Private floating facilities (Boat Docks) are permitted only in areas designated as Limited Development Areas.  The official wall map is on display at the Beaver Project Office in Rogers, AR. Applicants for boat docks must have ready access to the shoreline either by ownership of adjoining property (within 200 lateral feet of the Government Property Line) or deeded perpetual lake access. The facility must serve as the homeport for boat (s) of the owners of the dock, and the owner of each boat moored in the dock must own interest in the dock. Renting slips in a boat dock is prohibited. Boat docks must have a minimum spacing of 100” between docks at the 1120 m.s.l. Each individual household family can have a maximum of two slips and will not be permitted ownership in more that one boat dock. Current valid state boat registrations will be required with the permit application to support boat ownership and the need for mooring space. All new docks will be a minimum of four slips. This will require a minimum of two households for ownership. Boat docks will be anchored perpendicular to the shoreline. (Please contact the Duty Ranger at the Beaver Project Office for further information and requirements)

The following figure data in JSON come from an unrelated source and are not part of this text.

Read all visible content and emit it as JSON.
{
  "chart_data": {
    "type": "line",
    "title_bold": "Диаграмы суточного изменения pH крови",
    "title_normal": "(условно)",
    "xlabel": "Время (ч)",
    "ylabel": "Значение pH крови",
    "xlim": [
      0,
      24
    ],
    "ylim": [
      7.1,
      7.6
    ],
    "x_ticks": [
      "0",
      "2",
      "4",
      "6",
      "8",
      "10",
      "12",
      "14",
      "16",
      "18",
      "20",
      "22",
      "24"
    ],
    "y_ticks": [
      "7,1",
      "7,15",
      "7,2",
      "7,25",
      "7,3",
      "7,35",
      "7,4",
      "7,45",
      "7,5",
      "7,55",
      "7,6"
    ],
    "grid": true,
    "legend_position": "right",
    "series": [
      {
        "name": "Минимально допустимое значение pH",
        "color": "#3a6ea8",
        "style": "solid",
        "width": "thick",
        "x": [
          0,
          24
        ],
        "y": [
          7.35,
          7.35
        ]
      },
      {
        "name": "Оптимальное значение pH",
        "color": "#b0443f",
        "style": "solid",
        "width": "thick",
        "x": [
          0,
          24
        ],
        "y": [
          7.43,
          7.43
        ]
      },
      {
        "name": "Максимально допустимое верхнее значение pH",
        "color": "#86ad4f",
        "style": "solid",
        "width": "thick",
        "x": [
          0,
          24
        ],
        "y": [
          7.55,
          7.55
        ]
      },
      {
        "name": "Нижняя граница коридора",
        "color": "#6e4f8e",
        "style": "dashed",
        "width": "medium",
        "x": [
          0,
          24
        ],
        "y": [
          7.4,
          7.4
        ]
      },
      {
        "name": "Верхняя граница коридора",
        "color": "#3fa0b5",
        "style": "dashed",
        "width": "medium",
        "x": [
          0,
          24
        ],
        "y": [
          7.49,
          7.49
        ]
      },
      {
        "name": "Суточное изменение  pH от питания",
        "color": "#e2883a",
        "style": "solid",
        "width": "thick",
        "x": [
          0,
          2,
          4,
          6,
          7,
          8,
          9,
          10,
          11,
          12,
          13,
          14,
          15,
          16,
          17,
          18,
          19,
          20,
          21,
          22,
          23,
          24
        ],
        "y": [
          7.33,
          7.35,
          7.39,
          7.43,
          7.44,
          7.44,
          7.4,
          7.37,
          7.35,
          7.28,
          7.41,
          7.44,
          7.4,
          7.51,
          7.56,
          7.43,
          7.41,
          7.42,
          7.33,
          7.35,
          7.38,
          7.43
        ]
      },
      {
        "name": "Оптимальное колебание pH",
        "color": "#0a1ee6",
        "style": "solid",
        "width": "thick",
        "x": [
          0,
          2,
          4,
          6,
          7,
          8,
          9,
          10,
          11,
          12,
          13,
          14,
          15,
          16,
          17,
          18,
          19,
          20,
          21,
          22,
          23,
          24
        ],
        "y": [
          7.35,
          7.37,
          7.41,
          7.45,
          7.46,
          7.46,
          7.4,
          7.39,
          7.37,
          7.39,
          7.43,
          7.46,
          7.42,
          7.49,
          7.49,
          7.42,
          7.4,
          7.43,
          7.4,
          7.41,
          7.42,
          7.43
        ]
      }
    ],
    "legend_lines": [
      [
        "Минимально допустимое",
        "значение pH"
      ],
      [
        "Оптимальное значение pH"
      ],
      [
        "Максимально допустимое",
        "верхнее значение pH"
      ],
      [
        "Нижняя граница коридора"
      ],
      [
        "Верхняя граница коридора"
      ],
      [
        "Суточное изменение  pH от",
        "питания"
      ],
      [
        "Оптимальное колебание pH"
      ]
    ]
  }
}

Electric lines (as well as all electrical components on the dock) for boat docks must be approved, prior to construction, by the Corps of Engineers and must meet all local, state, and current National Electric Code. A Real Estate license is required prior to placing electric lines on public property. All electric line services must be underground, unless approved by the Beaver Project Manager. Solar electric is strongly encouraged.

Mowing or under brushing may be permitted for fire protection purposes only. The limits of mowing/under brushing will depend on the proximity of the habitable structure to the Government Property Line and other private boundaries. The maximum allowed limits of mowing will be a radius of 100 feet from the foundation of a habitable structure to the public land. Shoreline modification are subject to the following conditions: trimming, limbing or topping of trees is prohibited; only hand-operated tools and noncommercial riding lawn mowers may be used; trees larger that 2-inch diameter (measured 4.5 feet from the ground) may not be removed. No flowering trees or shrubs, including but not limited to dogwood, redbud, serviceberry, deciduous holly, hawthorn species and buck berry bush may not be cut regardless of size. A permit is required prior to any work on government property.

Pedestrian path to the lake, six feet or less in width, may be permitted. The path must follow a meandering route to prevent erosion and avoid the need for removal of trees, vegetation or leaves. The permit does not convey the right to construct any structure (steps, bridges, etc) in connection with the path. No landscape lighting is permitted.

Dead trees or broken limbs which may cause damage to private property, or obstruct a path may be cut. A ranger will inspect and approve any removal of hazardous trees or limbs.

Requests involving commercial development, rights-of-way, changes in the landform (steps, stairs, waterlines, power lines, grading, cutting or fills) launching ramps, roads or establishment of land-based support facilities will be evaluated by the Little Rock District Real Estate Branch. Approval will be granted by the Chief, Real Estate Branch. Contact the Beaver Lake Project Office for assistance and information.
Flowage easements were acquired above the blocked out fee acquisition line up to, as a general rule, elevation 1,135 or 1,148 m.s.l. A flowage easement gives the Government the perpetual right to flood privately owned land, if necessary, for the operation of the project and to prohibit any structures for human habitation or sewage facilities. Other types of structures on flowage easement must be approved prior to construction. In those areas where acquisition of easements on extremely small areas was not practical, the blocked out line for fee acquisition was extended to include the easement contour. As a result of this blocking out process, the Government boundary is a very uneven line rather than a simple contour line around the lake.